Palavras-chave: Direito - cheiro – fumaça – estrutura – matéria – semiótica.


1. INTRODUÇÃO E CONTEXTO DO PROBLEMA

Em tempos de uma Semiótica Jurídica emergente, mas ainda não culturalmente arraigada (2) na compreensão e explicação dos fenômenos, é perceptível que a Iconografia Jurídica, de uma maneira geral, volta-se mais às artes visuais (pintura e escultura, principalmente, na chamada “Visual Law”) do que a outros possíveis signos que integram a percepção empírica dos fenômenos envoltos pelo Direito, e que podem ser fonte de informação e de interpretação para o ser cognoscente, imerso nesta profusão concorrente de variados estímulos e conceitos que formam a imagem ideal da juridicidade.

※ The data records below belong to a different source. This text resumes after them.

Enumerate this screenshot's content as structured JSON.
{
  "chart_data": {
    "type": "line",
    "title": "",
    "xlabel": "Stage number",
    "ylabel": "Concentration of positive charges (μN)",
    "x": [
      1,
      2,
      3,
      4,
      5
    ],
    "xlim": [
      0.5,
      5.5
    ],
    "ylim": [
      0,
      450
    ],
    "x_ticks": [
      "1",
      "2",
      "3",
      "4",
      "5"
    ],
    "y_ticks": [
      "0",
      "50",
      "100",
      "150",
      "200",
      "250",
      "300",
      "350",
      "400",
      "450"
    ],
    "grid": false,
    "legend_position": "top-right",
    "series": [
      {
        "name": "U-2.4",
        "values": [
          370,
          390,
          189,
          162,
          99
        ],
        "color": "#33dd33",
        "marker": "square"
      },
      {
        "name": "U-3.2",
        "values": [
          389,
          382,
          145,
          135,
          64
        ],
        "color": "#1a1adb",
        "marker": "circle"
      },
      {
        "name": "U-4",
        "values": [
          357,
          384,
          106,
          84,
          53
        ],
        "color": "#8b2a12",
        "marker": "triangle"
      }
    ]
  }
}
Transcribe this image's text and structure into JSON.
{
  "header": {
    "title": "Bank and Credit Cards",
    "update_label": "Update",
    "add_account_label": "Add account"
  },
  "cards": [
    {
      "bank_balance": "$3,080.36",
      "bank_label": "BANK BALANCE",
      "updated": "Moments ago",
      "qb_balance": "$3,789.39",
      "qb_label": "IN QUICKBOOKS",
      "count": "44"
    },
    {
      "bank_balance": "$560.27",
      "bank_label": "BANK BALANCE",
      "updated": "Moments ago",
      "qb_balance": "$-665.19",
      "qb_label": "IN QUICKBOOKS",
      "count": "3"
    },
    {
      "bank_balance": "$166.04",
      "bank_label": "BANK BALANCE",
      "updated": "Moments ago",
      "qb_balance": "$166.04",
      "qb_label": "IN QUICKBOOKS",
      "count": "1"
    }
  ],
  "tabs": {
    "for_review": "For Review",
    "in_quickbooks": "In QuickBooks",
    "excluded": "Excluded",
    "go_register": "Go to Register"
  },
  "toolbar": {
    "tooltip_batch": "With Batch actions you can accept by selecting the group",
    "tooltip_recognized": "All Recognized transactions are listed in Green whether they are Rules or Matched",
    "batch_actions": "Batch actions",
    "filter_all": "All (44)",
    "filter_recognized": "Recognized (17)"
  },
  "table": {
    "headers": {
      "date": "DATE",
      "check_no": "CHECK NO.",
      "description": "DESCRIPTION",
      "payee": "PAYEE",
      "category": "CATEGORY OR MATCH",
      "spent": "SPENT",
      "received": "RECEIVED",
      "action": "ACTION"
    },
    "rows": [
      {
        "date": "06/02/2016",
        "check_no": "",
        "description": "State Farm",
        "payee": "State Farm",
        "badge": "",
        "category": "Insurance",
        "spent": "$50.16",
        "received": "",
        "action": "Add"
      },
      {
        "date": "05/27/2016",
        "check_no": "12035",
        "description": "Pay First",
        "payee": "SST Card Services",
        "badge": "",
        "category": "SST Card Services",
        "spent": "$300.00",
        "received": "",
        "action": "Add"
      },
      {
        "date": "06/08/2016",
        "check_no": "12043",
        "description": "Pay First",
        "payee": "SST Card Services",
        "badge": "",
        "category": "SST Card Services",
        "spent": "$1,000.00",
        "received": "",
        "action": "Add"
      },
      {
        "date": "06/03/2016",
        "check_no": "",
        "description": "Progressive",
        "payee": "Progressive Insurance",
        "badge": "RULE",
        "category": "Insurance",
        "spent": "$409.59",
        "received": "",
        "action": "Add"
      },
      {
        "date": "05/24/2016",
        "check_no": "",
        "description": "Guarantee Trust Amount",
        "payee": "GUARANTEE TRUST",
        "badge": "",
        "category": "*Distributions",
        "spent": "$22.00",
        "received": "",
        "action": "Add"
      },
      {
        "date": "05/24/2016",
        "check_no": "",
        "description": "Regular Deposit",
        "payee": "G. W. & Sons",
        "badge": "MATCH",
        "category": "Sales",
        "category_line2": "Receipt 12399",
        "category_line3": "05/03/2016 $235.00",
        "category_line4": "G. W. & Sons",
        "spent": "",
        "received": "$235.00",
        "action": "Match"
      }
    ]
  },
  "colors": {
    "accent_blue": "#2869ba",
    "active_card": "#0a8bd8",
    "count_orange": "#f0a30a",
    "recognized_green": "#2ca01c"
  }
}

Poder-se-ia ponderar referida ascendência com base na noção de que são estes, visão e audição, os sentidos mais explorados na produção cultural, muito embora, na realidade dos acontecimentos, nem sempre sejam os mais conscientemente manejados, nem tampouco os mais ativados pelas trocas humanas. Ou seja, o fato de atentarmos mais à visão e à audição em nossas produções comuns não significa, necessariamente, que o mais importante da realidade sejam estas manifestações, o que por si elide a aspiração da plena mímese linguística de qualquer coisa, produzindo-se feixes de sentidos e representações em que domina sempre uma ausência substantiva.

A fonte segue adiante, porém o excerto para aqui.